From the exotic to the familiar, whether you’re traveling or in your own backyard, we would love to see the world through your eyes.
PaulB
This is the second of 3 sets of images of some of the features of Yellowstone National Park. This set includes the Norris Geyser Basin, Mammoth Hot Springs, and the Yellowstone Canyon that gives the park its name.

A couple of elk dining. Elk and buffalo are the easiest animals to spot and photograph, as they are the most plentiful.

The Norris Geyser Basin is a valley packed with multiple geysers, hot springs, mud pits, and colorful water flows. In colder weather, the entire valley can be obscured by the steam rising from the various geothermal features.

I liked the framing of this shot, although I do wish that the steam cloud directly in front had been a bit less.

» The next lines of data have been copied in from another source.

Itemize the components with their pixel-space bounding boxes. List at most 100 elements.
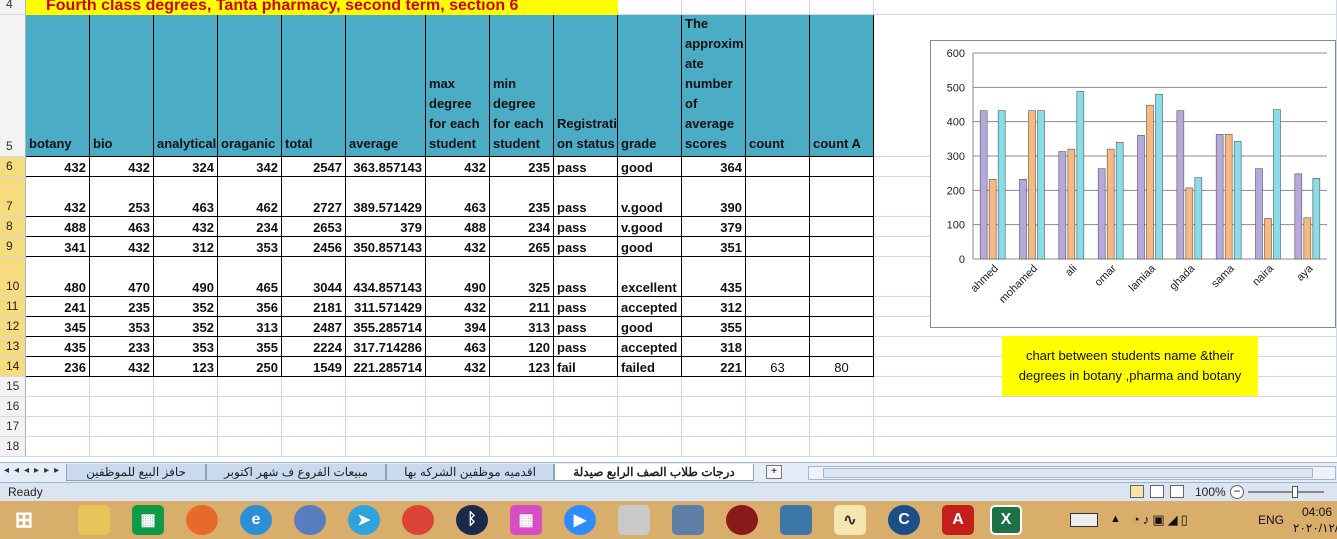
data-cell[interactable]: 490 xyxy=(426,257,490,297)
data-cell[interactable]: v.good xyxy=(618,217,682,237)
empty-cell[interactable] xyxy=(490,437,554,457)
row-header[interactable]: 17 xyxy=(0,417,26,437)
normal-view-icon[interactable] xyxy=(1130,485,1144,498)
empty-cell[interactable] xyxy=(154,417,218,437)
row-header[interactable]: 5 xyxy=(0,15,26,157)
count-cell[interactable] xyxy=(746,237,810,257)
empty-cell[interactable] xyxy=(810,377,874,397)
data-cell[interactable]: 234 xyxy=(218,217,282,237)
data-cell[interactable]: 233 xyxy=(90,337,154,357)
count-a-cell[interactable] xyxy=(810,177,874,217)
column-header[interactable]: grade xyxy=(618,15,682,157)
language-indicator[interactable]: ENG xyxy=(1258,513,1284,527)
data-cell[interactable]: 324 xyxy=(154,157,218,177)
data-cell[interactable]: pass xyxy=(554,217,618,237)
tray-icons[interactable]: ◔♪▣◢▯ xyxy=(1132,512,1191,528)
empty-cell[interactable] xyxy=(810,417,874,437)
row-header[interactable]: 8 xyxy=(0,217,26,237)
calculator-icon[interactable] xyxy=(618,505,650,535)
count-a-cell[interactable] xyxy=(810,337,874,357)
empty-cell[interactable] xyxy=(874,397,1337,417)
count-cell[interactable]: 63 xyxy=(746,357,810,377)
data-cell[interactable]: 313 xyxy=(218,317,282,337)
row-header[interactable]: 6 xyxy=(0,157,26,177)
row-header[interactable]: 15 xyxy=(0,377,26,397)
data-cell[interactable]: 123 xyxy=(490,357,554,377)
data-cell[interactable]: 2653 xyxy=(282,217,346,237)
empty-cell[interactable] xyxy=(154,397,218,417)
data-cell[interactable]: 211 xyxy=(490,297,554,317)
data-cell[interactable]: 1549 xyxy=(282,357,346,377)
data-cell[interactable]: 463 xyxy=(90,217,154,237)
empty-cell[interactable] xyxy=(554,397,618,417)
data-cell[interactable]: good xyxy=(618,237,682,257)
empty-cell[interactable] xyxy=(26,417,90,437)
empty-cell[interactable] xyxy=(746,377,810,397)
page-layout-icon[interactable] xyxy=(1150,485,1164,498)
empty-cell[interactable] xyxy=(490,417,554,437)
tab-scroll-buttons[interactable]: ◂◂◂▸▸▸ xyxy=(4,465,64,476)
data-cell[interactable]: 379 xyxy=(682,217,746,237)
column-header[interactable]: bio xyxy=(90,15,154,157)
data-cell[interactable]: 345 xyxy=(26,317,90,337)
data-cell[interactable]: 221.285714 xyxy=(346,357,426,377)
data-cell[interactable]: 313 xyxy=(490,317,554,337)
data-cell[interactable]: 318 xyxy=(682,337,746,357)
empty-cell[interactable] xyxy=(490,377,554,397)
empty-cell[interactable] xyxy=(682,417,746,437)
data-cell[interactable]: 432 xyxy=(90,237,154,257)
data-cell[interactable]: 432 xyxy=(426,357,490,377)
data-cell[interactable]: good xyxy=(618,157,682,177)
data-cell[interactable]: 432 xyxy=(426,297,490,317)
data-cell[interactable]: 341 xyxy=(26,237,90,257)
empty-cell[interactable] xyxy=(26,377,90,397)
row-header[interactable]: 11 xyxy=(0,297,26,317)
empty-cell[interactable] xyxy=(218,377,282,397)
column-header[interactable]: average xyxy=(346,15,426,157)
data-cell[interactable]: pass xyxy=(554,257,618,297)
column-header[interactable]: oraganic xyxy=(218,15,282,157)
row-header[interactable]: 12 xyxy=(0,317,26,337)
empty-cell[interactable] xyxy=(810,437,874,457)
count-a-cell[interactable] xyxy=(810,217,874,237)
empty-cell[interactable] xyxy=(874,417,1337,437)
empty-cell[interactable] xyxy=(490,397,554,417)
empty-cell[interactable] xyxy=(746,397,810,417)
chart-area[interactable]: 0 100 200 300 400 500 600 ahmed mohamed ali omar la… xyxy=(930,40,1336,328)
data-cell[interactable]: 2487 xyxy=(282,317,346,337)
data-cell[interactable]: 356 xyxy=(218,297,282,317)
row-header[interactable]: 10 xyxy=(0,257,26,297)
empty-cell[interactable] xyxy=(618,417,682,437)
clock-time[interactable]: 04:06 xyxy=(1302,505,1332,519)
empty-cell[interactable] xyxy=(682,397,746,417)
data-cell[interactable]: 221 xyxy=(682,357,746,377)
count-cell[interactable] xyxy=(746,337,810,357)
horizontal-scrollbar[interactable] xyxy=(808,466,1336,480)
column-header[interactable]: count xyxy=(746,15,810,157)
data-cell[interactable]: 234 xyxy=(490,217,554,237)
data-cell[interactable]: 394 xyxy=(426,317,490,337)
data-cell[interactable]: 390 xyxy=(682,177,746,217)
empty-cell[interactable] xyxy=(218,397,282,417)
empty-cell[interactable] xyxy=(282,437,346,457)
data-cell[interactable]: pass xyxy=(554,337,618,357)
data-cell[interactable]: fail xyxy=(554,357,618,377)
data-cell[interactable]: 311.571429 xyxy=(346,297,426,317)
data-cell[interactable]: 317.714286 xyxy=(346,337,426,357)
empty-cell[interactable] xyxy=(90,437,154,457)
clock-date[interactable]: ٢٠٢٠/١٢/ xyxy=(1293,521,1337,535)
scrollbar-thumb[interactable] xyxy=(823,468,1313,478)
data-cell[interactable]: 3044 xyxy=(282,257,346,297)
data-cell[interactable]: 355 xyxy=(218,337,282,357)
column-header[interactable]: Registrati on status xyxy=(554,15,618,157)
store-icon[interactable]: ▦ xyxy=(132,505,164,535)
empty-cell[interactable] xyxy=(426,437,490,457)
data-cell[interactable]: accepted xyxy=(618,297,682,317)
data-cell[interactable]: 364 xyxy=(682,157,746,177)
empty-cell[interactable] xyxy=(90,417,154,437)
empty-cell[interactable] xyxy=(282,417,346,437)
empty-cell[interactable] xyxy=(810,397,874,417)
empty-cell[interactable] xyxy=(874,437,1337,457)
data-cell[interactable]: 355.285714 xyxy=(346,317,426,337)
data-cell[interactable]: 236 xyxy=(26,357,90,377)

The Mammoth Hot Springs area somewhat resembles the inside of a colorful cave, and for a similar reason, as the minerals in the heated water have created these amazingly colorful features over a period of centuries.

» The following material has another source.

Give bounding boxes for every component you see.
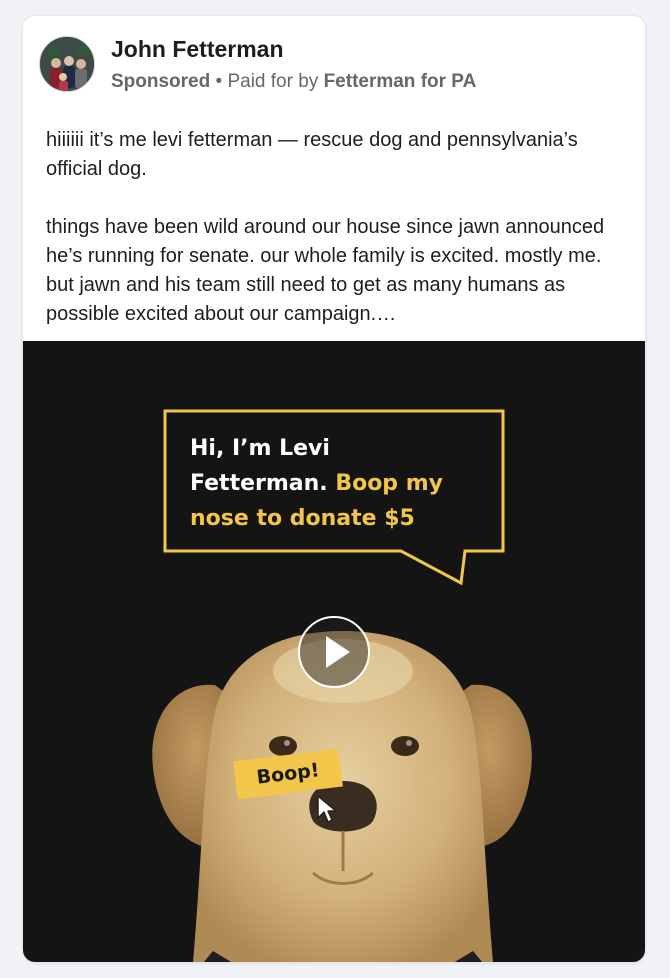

The various formations in the area are still being created and altered by the flow of the water.

But if the underlying steam and water flow shift away from an area, the area “dies,” with the colors fading over time.

Yellowstone National Park gets its name from the yellow color of the walls of Yellowstone Canyon. The haze in the air in this picture is from wildfire smoke, from fires everywhere around (but, thankfully, not in) the park during the time I was there.

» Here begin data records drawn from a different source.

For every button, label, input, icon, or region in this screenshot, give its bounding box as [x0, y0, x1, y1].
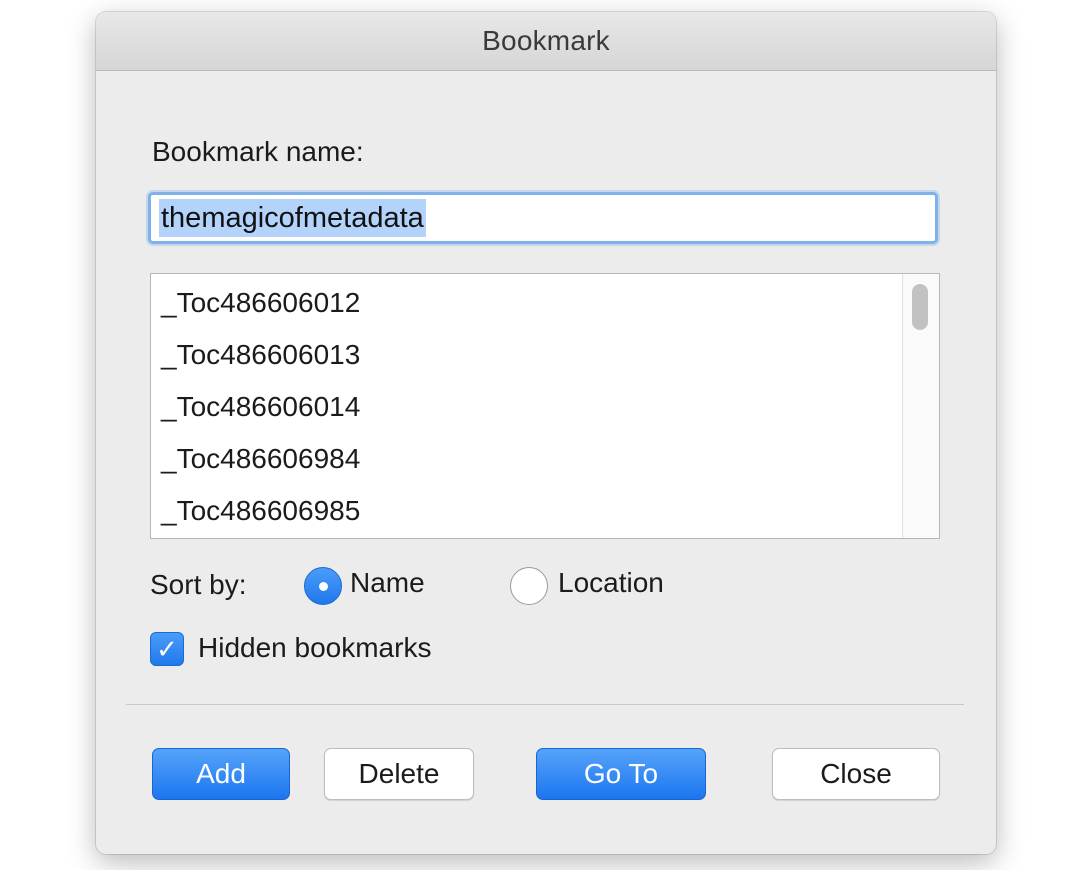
- title-bar[interactable]: Bookmark: [96, 12, 996, 71]
- list-item[interactable]: _Toc486606984: [161, 434, 360, 484]
- add-button[interactable]: Add: [152, 748, 290, 800]
- dialog-title: Bookmark: [482, 25, 610, 56]
- list-item[interactable]: _Toc486606013: [161, 330, 360, 380]
- list-item[interactable]: _Toc486606014: [161, 382, 360, 432]
- sort-by-label: Sort by:: [150, 569, 247, 600]
- scrollbar-thumb[interactable]: [912, 284, 928, 330]
- close-button[interactable]: Close: [772, 748, 940, 800]
- sort-name-radio[interactable]: [304, 567, 342, 605]
- bookmark-name-value: themagicofmetadata: [159, 199, 426, 237]
- radio-selected-dot-icon: [319, 582, 328, 591]
- hidden-bookmarks-label[interactable]: Hidden bookmarks: [198, 632, 431, 664]
- sort-location-radio[interactable]: [510, 567, 548, 605]
- list-scrollbar[interactable]: [902, 274, 939, 538]
- bookmark-list[interactable]: _Toc486606012 _Toc486606013 _Toc48660601…: [150, 273, 940, 539]
- list-item[interactable]: _Toc486606012: [161, 278, 360, 328]
- go-to-button[interactable]: Go To: [536, 748, 706, 800]
- bookmark-name-label: Bookmark name:: [152, 136, 364, 167]
- bookmark-dialog: Bookmark Bookmark name: themagicofmetada…: [96, 12, 996, 854]
- sort-name-label[interactable]: Name: [350, 567, 425, 599]
- divider: [126, 704, 964, 705]
- sort-location-label[interactable]: Location: [558, 567, 664, 599]
- bookmark-name-input[interactable]: themagicofmetadata: [148, 192, 938, 244]
- checkmark-icon: ✓: [156, 634, 178, 664]
- delete-button[interactable]: Delete: [324, 748, 474, 800]
- hidden-bookmarks-checkbox[interactable]: ✓: [150, 632, 184, 666]
- list-item[interactable]: _Toc486606985: [161, 486, 360, 536]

One of the canyon waterfalls.
There go two miscreants
I’m enjoying these pictures; the only time I was in Yellowstone was in 1968, with my family, and hardly any pictures survived.
eclare
What an amazing landscape! Thank you for sharing.
JeanneT
Amazing place and pics: thank you!
Ten Bears
And the biggest …
Betty
What a spectacle!
stinger
Wonderful pictures!
Laura Too
Great way to wake up, thanks!
mvr
Thank you PaulB! It looks like you hiked into the Canyon of the Yellowstone, which I have always meant to do and never done.
I like the Mammoth pictures. Those calcified formations are really cool and change quite a bit over time as the water flows change.
I notice we were there at the same time in 2017. The haze from the fires was pretty heavy at that time and gave the light a kind of eerie cast. I’m afraid that is going to be the new normal.
JoyceCB
Great memories, PaulB! I was there as a child nearly sixty years ago. In those days we didn’t look for elk or buffalo, they were almost non-existent inside the park. We stopped for bears. Anytime you saw a car stopped at the side of the road up ahead you kept your eyes peeled for a bear. Grizzlies I think, but my memory may be off. It was a wonderful place.
Mary G
Thanks so much. Such fascinating geology. Now I want to soak in a hot spring.
snoey
@Mary G: Boiling river just below Mammoth where it flows (a few hundred yards) into the Gardner river. Park where the Gardner crosses the highway and walk back upstream. There is a cascade of various temperature pools – natural jacuzzi effect.
Family has a place in Gardiner and my sister used to be a ranger there, so I get to be there regularly.
For me, seeing other people, especially kids, getting what the park is about is one of the best things about it now.
S. Cerevisiae
Yellowstone is such a fascinating place, I was lucky enough to see Steamboat Geyser go off in 2005 although it’s erupting much more frequently the last few years.
J R in WV
Yellowstone is almost like being on a different planet, it’s so strange, so alien. We parked at a small feature, came back to the car and saw steam rising from a drainage gate right under the car. Glad it was a rental.
Amazing place. I knelt on one of the board walks in a major basin and laid my hand on the hard bare earth, it was as hot as a griddle, it was disturbing to feel that close to the molten parts of the earth! Thanks for sharing those great photos.
PaulB
If by “hike into” you mean following the path down to the platform that overlooks the top of the waterfall, then yes. I do recommend it, since that platform is literally right on top of the falls, so you get not only a better view of the canyon but you also get to see the water traveling over the edge and falling into the canyon below, accompanied by a thunderous roar.
My legs protested the climb back out again but it was just a matter of taking it slowly. I think it took about 45 minutes to return to the top of the canyon but my memory is a bit fuzzy now.
On a prior trip, I had taken the “fire escape” style steps on one wall of the canyon almost all the way down to the base of the canyon. I wasn’t brave enough, or in shape enough, to risk them on this trip. Maybe next time, now that I’ve lost weight and have gotten much more fit.
Definitely. It made for some interesting sunrises and sunsets but was also very frustrating at times, particularly when trying to take a picture from any kind of distance. I said in a comment on the prior thread that a side trip to the Grand Tetons was a total bust, as the haze was so thick that I literally could not see the mountains from the various overlooks.
mvr
@PaulB: Thanks for the info about where you’ve been in the Canyon. I think there is a trail down into the Canyon from another location, but I can’t now find it on a map. I’m getting old and likely conflating memories.